I don't think you need the second two indexes, as the first index can do everything that the others can. Maybe they make lookups a bit faster as they are smaller, but need to be updated for every new insertion slowing that down.

(11) By Bernardo Ramos (kroggen) on 2021-06-06 18:56:14 in reply to 10 [link]

I agree. And we can go even further: make the table WITHOUT ROWID, so the engine will use a single Btree

 CREATE TABLE SnapshotParameters(
     snapshot_id   integer,
     object_id     integer,
     param_id      integer,
     param_value   integer,
     PRIMARY KEY(snapshot_id, object_id, param_id)
 ) WITHOUT ROWID
 
 No external indexes needed

(12) By Bernardo Ramos (kroggen) on 2021-06-06 18:57:15 in reply to 11 [link]
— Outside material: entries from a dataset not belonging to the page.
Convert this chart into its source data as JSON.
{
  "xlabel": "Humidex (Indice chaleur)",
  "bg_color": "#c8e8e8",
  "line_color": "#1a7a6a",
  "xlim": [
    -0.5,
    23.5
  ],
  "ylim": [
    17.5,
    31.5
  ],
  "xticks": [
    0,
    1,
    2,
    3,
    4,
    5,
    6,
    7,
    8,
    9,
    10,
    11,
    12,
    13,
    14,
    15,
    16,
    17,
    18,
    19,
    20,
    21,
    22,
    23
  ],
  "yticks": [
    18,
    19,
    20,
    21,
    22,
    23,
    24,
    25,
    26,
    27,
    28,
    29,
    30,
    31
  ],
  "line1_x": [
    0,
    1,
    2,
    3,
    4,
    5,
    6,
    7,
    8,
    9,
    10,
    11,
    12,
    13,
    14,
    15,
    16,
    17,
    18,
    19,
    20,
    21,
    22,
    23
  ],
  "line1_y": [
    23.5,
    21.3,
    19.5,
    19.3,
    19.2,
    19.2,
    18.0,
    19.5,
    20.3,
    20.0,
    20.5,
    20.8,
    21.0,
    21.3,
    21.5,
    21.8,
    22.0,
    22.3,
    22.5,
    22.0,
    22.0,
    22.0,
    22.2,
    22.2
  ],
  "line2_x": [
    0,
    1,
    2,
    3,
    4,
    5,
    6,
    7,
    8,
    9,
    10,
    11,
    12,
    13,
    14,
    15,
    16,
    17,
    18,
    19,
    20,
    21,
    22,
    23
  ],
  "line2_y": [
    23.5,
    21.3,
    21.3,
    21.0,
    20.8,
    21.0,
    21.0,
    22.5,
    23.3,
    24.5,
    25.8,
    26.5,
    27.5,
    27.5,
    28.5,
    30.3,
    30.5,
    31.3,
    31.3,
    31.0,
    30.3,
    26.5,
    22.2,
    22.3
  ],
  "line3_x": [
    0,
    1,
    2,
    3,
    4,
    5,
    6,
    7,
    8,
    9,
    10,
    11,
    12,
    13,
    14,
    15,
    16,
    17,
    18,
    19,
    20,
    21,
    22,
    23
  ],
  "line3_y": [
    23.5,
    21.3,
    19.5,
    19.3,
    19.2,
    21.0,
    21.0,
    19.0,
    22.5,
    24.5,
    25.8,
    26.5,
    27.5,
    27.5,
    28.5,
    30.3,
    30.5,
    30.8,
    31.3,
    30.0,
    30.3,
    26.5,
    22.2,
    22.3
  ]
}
I agree. And we can go even further: make the table WITHOUT ROWID, so the engine will use a single Btree
```
 CREATE TABLE SnapshotParameters(
     snapshot_id   integer,
     object_id     integer,
     param_id      integer,
     param_value   integer,
     PRIMARY KEY(snapshot_id, object_id, param_id)
 ) WITHOUT ROWID
 ```
 No external indexes needed

(13) By Bernardo Ramos (kroggen) on 2021-06-06 19:00:58 in reply to 12 [link]

By the way, the Delete button (to delete my post) is not working on this forum

(14) By Larry Brasfield (larrybr) on 2021-06-06 21:31:23 in reply to 13 [link]

After some period of benign participation in this forum, non-anonymous posters are taken out of the subject-to-moderation category. Then, deletion (which is a form of editing) is allowed. Patience should suffice.